外面重新飘起了雪花,纷纷扬扬的,把冰冻的湖面上又封了一层,周围,是医生和跟在沈肆妄、赵曾安、布鲁克身后的保镖。
离得近的、正好听见这话的所有人:“……”
布鲁克的目光落在桑琢右手的小拇指上——扭曲的、不能动的。
沈肆妄看着桑琢,淡说:“把人送回去,治好了。”
桑琢虚弱地、诚恳地说:“谢谢先生。”
众人:“……”
这脑子淹傻了吧?
人送去治疗了,布鲁克瞬间笑出了声,骂了一句:“嘛的,怎么办,这种人,恨都觉得累。”

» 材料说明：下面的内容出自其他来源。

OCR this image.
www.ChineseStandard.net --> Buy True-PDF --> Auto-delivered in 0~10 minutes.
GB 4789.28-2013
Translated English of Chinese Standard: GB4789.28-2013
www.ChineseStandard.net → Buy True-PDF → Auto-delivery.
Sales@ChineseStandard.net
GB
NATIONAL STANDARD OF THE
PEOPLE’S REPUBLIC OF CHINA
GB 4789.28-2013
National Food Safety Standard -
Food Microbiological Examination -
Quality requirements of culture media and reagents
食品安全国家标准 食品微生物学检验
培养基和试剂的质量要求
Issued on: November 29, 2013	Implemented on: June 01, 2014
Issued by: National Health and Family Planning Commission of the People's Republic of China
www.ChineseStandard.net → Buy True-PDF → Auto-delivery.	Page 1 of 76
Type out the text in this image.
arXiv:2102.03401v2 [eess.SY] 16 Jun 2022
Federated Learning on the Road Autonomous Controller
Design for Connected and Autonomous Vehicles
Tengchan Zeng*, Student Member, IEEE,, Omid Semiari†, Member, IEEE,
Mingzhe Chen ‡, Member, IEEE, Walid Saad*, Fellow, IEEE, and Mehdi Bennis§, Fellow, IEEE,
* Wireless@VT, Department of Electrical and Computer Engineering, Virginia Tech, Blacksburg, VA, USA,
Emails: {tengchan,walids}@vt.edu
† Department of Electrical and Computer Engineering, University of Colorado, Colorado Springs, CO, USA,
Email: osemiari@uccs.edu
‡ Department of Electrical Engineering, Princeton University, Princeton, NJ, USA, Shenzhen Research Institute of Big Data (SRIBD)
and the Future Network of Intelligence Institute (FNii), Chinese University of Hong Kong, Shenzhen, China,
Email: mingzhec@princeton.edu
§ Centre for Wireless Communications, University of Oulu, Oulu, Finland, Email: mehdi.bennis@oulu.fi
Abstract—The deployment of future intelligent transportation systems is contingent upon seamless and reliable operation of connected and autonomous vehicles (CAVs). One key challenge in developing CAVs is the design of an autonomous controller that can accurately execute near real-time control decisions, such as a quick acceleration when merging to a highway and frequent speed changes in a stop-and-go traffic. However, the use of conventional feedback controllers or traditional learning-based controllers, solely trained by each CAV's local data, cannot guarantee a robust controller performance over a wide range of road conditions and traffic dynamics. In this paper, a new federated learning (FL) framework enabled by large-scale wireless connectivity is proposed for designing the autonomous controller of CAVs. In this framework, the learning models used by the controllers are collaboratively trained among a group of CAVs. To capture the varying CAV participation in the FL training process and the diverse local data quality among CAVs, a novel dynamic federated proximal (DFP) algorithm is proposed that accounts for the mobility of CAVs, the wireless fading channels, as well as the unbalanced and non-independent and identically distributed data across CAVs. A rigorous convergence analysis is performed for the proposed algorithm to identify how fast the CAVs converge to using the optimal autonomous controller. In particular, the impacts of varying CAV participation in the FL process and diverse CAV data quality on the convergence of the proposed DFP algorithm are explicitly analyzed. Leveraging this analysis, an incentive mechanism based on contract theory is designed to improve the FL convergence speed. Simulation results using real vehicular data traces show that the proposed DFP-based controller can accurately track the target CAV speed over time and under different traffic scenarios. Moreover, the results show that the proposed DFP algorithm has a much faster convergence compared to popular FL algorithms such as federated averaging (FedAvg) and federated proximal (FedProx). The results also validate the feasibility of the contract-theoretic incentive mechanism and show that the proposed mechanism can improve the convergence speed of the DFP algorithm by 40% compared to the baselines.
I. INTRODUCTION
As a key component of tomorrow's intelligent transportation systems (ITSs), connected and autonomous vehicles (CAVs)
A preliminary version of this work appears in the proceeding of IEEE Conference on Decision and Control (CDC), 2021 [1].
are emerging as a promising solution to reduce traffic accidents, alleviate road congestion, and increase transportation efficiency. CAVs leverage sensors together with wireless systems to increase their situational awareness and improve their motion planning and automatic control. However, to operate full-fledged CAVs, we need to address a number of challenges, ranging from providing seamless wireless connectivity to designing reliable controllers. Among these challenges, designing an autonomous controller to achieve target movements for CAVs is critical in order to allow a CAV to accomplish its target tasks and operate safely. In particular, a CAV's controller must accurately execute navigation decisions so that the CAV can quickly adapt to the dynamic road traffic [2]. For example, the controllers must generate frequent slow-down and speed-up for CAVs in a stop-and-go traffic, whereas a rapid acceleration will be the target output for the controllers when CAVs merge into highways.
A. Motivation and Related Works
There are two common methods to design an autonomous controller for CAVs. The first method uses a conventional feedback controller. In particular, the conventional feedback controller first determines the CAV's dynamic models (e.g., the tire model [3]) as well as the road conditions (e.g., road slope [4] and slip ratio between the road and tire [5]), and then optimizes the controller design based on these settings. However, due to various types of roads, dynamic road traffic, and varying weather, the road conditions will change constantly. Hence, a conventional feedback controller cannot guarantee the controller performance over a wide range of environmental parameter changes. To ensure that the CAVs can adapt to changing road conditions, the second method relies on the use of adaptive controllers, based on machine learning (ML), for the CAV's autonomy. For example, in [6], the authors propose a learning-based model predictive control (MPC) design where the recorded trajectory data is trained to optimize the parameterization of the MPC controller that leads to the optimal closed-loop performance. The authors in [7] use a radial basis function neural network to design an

赵曾安说:“那不行。几个苦肉计就想抵消从前呵。我现在怀疑,那过敏的东西是他自己吃的。”
布鲁克点头:“确实。苦肉计而已……”
沈肆妄什么也没说,转身离开。
桑琢身体素质好,常年的训练也不是白训练的,要是平常人早就死了,但偏偏,桑琢撑过来了。
只昏迷了一天一夜,醒来的时候,除了身体有些乏力外,倒也没什么不舒服的地方。指尖落在缠绕在腹部的绷带,桑琢后背几乎出了冷汗,他下意识地就想伸手拆开,却冷不丁听到门外的敲门声。
手指哆嗦了一下,桑琢立马收回手,抬眸看过去。